A researcher and a graduate student from the Scripps Research Institute have received notable honors for their work to fight congenital disease and forward stem cell research.

The National Institutes of Health handed David Gokhin, a senior research associate in the institute’s Fowler laboratory (which studies cellular architecture), the Pathway to Independence Award from the NIH group that specializes in arthritis, and musculoskeletal and skin diseases. The five-year award is intended to support promising postdoctoral researchers.

His project uses of imaging tools to study molecular mechanisms with the goal of laying the foundation for therapies for certain congenital diseases including muscular dystrophy.

Joel Blanchard, a graduate student at the institute’s Baldwin lab (neurobiology and stem cells), received the 2014 Betty Jean Ogawa Memorial Poster Award at the annual meeting of the International Society for Stem Cell Research, with 4,100 members.

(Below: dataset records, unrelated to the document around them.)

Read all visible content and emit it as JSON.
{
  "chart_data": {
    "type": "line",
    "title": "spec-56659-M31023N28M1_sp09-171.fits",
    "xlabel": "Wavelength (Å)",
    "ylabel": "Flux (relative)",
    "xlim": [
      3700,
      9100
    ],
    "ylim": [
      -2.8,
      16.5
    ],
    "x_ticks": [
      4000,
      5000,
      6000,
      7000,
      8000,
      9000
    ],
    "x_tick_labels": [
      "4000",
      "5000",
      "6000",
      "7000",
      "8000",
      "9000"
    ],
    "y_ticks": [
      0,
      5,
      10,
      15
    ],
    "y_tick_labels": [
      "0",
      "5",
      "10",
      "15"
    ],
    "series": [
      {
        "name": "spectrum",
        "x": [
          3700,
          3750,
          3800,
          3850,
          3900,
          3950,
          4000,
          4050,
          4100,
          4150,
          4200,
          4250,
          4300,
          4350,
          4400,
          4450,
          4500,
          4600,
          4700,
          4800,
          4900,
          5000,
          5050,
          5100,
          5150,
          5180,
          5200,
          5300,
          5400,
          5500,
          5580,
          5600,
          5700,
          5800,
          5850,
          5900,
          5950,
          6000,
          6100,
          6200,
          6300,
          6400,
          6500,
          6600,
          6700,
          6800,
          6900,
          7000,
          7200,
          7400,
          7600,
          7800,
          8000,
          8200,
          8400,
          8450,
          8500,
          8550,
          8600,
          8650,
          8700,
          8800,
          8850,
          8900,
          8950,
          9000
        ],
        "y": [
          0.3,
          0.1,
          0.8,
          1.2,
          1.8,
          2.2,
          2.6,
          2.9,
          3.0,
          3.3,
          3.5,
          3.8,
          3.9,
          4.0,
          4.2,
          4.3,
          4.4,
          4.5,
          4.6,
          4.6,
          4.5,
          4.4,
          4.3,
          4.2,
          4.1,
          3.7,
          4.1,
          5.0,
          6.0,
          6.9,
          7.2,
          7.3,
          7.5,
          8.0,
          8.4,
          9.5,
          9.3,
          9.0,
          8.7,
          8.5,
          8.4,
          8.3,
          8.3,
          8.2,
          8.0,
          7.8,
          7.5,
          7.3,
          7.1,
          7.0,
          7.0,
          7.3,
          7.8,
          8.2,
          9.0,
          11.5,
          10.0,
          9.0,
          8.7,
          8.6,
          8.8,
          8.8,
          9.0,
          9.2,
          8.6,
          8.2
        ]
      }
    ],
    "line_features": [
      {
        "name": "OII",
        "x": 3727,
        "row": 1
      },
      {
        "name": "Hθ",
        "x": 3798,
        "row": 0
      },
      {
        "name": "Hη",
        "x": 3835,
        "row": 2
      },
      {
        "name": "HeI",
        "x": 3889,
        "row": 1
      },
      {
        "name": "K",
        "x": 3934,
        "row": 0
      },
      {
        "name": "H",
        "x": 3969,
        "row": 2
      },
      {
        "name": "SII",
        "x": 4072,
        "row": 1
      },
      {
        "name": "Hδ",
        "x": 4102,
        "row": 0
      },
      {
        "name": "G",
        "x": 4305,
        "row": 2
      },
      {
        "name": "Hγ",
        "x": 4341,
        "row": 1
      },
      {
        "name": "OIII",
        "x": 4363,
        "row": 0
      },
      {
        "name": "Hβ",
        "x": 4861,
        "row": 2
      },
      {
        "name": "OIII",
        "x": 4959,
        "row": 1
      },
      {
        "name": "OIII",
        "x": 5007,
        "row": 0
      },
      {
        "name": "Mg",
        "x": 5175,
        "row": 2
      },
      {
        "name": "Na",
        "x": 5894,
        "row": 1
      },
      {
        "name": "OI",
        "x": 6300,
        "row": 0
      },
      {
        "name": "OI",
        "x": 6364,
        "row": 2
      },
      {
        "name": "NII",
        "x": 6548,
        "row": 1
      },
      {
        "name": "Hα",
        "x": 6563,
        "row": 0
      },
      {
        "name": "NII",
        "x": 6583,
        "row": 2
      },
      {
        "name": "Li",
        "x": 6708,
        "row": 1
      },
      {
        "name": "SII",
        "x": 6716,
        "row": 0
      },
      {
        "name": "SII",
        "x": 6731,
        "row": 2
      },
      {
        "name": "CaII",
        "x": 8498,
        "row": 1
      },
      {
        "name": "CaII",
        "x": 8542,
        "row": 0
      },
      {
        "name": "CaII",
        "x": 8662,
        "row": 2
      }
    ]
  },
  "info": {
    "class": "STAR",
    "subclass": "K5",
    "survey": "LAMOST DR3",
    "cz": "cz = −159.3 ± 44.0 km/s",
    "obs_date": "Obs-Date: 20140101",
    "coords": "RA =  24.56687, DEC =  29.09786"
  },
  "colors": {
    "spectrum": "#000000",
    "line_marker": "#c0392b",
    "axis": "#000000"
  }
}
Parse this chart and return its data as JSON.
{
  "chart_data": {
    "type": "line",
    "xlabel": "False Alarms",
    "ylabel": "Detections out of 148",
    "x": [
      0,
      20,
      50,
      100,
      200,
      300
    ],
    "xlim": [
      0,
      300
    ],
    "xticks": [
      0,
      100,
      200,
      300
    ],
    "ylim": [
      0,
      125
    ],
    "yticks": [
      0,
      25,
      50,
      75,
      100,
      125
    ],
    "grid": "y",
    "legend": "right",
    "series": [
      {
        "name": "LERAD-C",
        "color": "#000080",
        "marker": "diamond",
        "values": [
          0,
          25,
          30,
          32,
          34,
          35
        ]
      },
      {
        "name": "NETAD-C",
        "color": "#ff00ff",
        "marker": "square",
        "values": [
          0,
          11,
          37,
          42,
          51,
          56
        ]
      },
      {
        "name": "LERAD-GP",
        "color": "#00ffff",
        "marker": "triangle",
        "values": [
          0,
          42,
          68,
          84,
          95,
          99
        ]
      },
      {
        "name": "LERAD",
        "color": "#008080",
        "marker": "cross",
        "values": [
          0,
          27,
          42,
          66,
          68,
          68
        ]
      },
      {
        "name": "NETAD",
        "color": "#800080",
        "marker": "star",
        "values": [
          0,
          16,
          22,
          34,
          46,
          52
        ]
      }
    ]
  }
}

David Gokhin. Photo credit: Scripps Research Institute.
David Gokhin. Photo credit: Scripps Research Institute.

Joining five other winners from a field of 700 eligible posters, Blanchard now will be eligible to attend the society’s 2015 annual meeting in Stockholm.

His research, a collaboration with the institute’s Lerner lab (antibody research), is focused on developing ways to convert “ordinary skin cells into embryonic stem cells solely using antibodies that act at the cell surface,” according to a news release.